In diagram A, White to play will apparently be obliged to retreat the knight from f5, because the squares to which it could advance are all guarded. The interference move 1.Nd6+, however, interrupts the black rook's defense of the black queen. If Black plays either 1...cxd6 or 1...Bxd6, White will capture Black's queen. Therefore, Black has no better play than 1...Rxd6 2.exd6 Qxe2 3.Rxe2 Bxd6, conceding the exchange for a pawn.

A more subtle example of interference occurs when the interposing piece interrupts two lines simultaneously. In this case, the moving piece does not have to pose a threat by itself. Instead, it makes the opponent "trip over their own feet" because capturing the offending piece will necessarily break one line of defense or the other.

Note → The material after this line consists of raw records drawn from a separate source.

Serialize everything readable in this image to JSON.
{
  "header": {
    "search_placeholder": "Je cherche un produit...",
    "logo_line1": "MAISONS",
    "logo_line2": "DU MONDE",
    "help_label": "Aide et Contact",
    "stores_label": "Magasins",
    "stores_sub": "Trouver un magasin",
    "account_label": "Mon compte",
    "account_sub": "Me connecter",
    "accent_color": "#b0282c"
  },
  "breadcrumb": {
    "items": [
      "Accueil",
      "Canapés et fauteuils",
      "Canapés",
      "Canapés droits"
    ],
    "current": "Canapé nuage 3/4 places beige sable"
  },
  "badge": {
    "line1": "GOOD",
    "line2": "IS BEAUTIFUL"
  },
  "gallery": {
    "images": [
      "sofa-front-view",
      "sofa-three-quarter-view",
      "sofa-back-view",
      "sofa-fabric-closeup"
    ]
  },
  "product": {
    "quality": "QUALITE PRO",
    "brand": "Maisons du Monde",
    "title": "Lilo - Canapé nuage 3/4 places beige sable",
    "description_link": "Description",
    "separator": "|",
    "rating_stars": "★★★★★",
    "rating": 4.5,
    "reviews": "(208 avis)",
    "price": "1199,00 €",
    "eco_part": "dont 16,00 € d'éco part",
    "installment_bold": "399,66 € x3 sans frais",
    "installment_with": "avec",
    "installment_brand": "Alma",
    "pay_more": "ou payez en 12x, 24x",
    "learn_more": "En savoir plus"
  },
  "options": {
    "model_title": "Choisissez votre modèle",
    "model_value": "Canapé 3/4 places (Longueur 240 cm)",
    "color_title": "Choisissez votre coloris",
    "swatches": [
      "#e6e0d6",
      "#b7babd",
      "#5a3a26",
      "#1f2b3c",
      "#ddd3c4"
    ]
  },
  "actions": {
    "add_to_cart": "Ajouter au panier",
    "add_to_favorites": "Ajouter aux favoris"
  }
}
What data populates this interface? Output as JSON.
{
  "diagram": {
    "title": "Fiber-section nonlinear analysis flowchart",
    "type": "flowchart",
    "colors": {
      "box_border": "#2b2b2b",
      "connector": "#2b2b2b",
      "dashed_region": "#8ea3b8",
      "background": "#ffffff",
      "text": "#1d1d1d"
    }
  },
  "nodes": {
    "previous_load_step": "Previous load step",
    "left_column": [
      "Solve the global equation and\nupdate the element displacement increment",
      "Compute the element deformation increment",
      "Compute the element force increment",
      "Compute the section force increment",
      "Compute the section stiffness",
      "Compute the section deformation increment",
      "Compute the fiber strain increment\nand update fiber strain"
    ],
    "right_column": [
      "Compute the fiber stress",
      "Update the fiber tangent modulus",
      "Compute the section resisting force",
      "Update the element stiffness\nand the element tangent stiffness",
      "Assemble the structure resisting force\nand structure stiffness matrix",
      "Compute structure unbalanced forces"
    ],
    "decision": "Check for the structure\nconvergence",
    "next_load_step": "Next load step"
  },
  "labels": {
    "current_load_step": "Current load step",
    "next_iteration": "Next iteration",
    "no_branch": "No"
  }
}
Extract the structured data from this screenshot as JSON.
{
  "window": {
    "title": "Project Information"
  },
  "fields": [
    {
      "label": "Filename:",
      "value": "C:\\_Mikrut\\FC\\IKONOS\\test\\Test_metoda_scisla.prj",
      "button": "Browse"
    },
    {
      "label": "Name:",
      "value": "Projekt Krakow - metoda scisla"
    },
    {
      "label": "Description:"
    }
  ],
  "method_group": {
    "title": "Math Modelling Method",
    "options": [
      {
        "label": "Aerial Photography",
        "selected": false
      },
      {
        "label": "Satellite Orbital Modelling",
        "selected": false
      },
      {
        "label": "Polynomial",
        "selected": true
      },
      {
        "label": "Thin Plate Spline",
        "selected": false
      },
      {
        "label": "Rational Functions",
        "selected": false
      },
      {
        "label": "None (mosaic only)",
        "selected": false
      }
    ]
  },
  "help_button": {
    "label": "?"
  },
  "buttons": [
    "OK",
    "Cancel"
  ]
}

In diagram B, White is at a disadvantage and cannot promote the a-pawn because the black bishop guards the promotion square. The move 1.Nd5, however, interferes with the bishop and with the black rooks' defense of each other. If 1...Bxd5, 2.Rxd8 is crushing. If 1...R8xd5, then 2.Rh8 mate. The best Black can do is 1...R2xd5, interfering with the bishop's guard of a8 and permitting 2.a8=Q.

Although interferences are quite rare in actual play, they are a common theme in chess problems. The device in the diagram B example, in which a sacrifice occurs on the intersection of the defensive lines of two differently moving pieces, is known to problemists as a Novotny. Various other types of interference are given specific names in problem terminology, including the Grimshaw, Plachutta (where the two pieces both move orthogonally; see a good example by Tarrasch), anti-Bristol, Holzhausen and Wurzburg–Plachutta.